企業ウェブサイトの翻訳などでは、現地の文化・地域的背景に合わせた翻訳を行うだけではなく、現地ユーザーを惹きつけるようなマーケティング訴求力のあるテキスト翻訳が求められます。そんな背景もあり、マーケティング関連の翻訳では特にトランスクリエーションの需要が高まってきています。

トランスクリエーションに期待される効果と企業のメリット

トランスクリエーションによる翻訳に期待されるメリットは、何と言っても訴求力の高さです。また文化や習慣の違いなどから発生しがちな「伝わりにくさ」も解消してくれます。

企業の海外進出に伴うマーケティングに欠かせないトランスクリエーションですが、具体的に期待できる効果とメリットには以下のようなものがあります。

企業やブランドに対する信頼性を高める

トランスクリエーションによる翻訳で得られる大きなメリットは、現地ユーザーからの信頼性を高めることができる点です。

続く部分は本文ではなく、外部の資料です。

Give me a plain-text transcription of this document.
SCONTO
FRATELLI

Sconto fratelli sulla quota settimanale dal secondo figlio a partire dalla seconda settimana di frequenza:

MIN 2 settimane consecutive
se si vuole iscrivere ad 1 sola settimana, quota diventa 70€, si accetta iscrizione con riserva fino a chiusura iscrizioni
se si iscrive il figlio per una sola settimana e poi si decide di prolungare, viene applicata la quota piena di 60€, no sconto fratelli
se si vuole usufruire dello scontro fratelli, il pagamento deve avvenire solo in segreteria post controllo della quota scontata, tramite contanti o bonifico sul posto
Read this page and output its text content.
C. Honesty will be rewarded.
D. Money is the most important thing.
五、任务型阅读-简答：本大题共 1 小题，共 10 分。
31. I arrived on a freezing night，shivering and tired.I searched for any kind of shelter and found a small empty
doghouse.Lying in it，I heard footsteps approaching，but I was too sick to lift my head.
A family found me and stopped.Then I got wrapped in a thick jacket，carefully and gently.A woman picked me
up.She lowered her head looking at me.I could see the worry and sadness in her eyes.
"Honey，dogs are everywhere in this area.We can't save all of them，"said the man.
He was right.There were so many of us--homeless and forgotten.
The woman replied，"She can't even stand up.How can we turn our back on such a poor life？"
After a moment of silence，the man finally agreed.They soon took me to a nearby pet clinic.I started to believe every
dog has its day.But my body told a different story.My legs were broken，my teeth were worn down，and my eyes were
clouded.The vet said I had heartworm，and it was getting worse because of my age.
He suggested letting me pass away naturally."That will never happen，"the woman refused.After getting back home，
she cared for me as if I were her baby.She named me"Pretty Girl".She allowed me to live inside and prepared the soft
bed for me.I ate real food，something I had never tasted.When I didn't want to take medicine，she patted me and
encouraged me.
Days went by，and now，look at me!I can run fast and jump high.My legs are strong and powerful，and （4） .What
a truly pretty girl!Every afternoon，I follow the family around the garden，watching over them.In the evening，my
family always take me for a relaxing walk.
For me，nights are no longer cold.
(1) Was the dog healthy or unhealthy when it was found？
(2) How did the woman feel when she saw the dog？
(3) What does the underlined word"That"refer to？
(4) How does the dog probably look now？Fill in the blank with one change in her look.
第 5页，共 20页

グローバル展開を目指す企業にとって商品やブランドに対する信頼性は絶対に欠かせないものです。

例えば海外企業の日本のウェブサイトに少しでも違和感のある日本語表現が使われていたら、我々日本人はそのサイトで紹介されている商品やサービスの購入を躊躇するでしょう。逆に自然な表現を使ったトランスクリエーションによる翻訳文であれば、その商品やサービスに信頼を寄せるでしょう。

現地ユーザーの共感による訴求力の向上

グローバルレベルでのマーケティングを成功させるための最も効果的な方法は、現地ユーザーの共感を得られるインパクトのある訴求です。そのためにはトランスクリエーション翻訳を使ったメッセージ性のあるテキストをユーザーに伝えることです。これができれば、印象に残る上に企業のブランディングにも大きく貢献します。

マーケティングに必要なユーザーからの共感が得られれば、ブランドや商品のファンが増え、しっかりとした信頼関係が生まれます。その結果として商品やサービスの長期にわたる購入が期待できるようになります。

現地ユーザーに合わせたローカライズとユーザーの心を惹きつけるトランスクリエーションによる翻訳は、企業に大きなメリットをもたらしてくれます。

トランスクリエーションでは翻訳者に高いスキルが求められる

企業の商品やサービス、そしてメッセージなどを分かりやすく伝えられブランディングにも最適なトランスクリエーションは、企業サイト、SNS、商品パッケージ、広告のキャッチコピーなど多くの場面で活用できる翻訳手法として注目されています。

トランスクリエーションは、文化や言語の壁を越えてユーザーにポジティブな印象を与えることができることから、企業ブランディングをはじめとする幅広い用途に対応することが可能です。

当然ですが翻訳者にも多くのスキルが求められます。ローカライズスキル、対象となるマーケットに対する知見、マーケティングに関する知識など、全てにおいて高いレベルの能力が求められますので、一般的な翻訳力だけでは十分とは言えません。今後需要が高くなるのが明らかなトランスクリエーションには高度な専門性が求められます。企業のグローバル化に合わせてしっかりと勉強しておくことが大切です。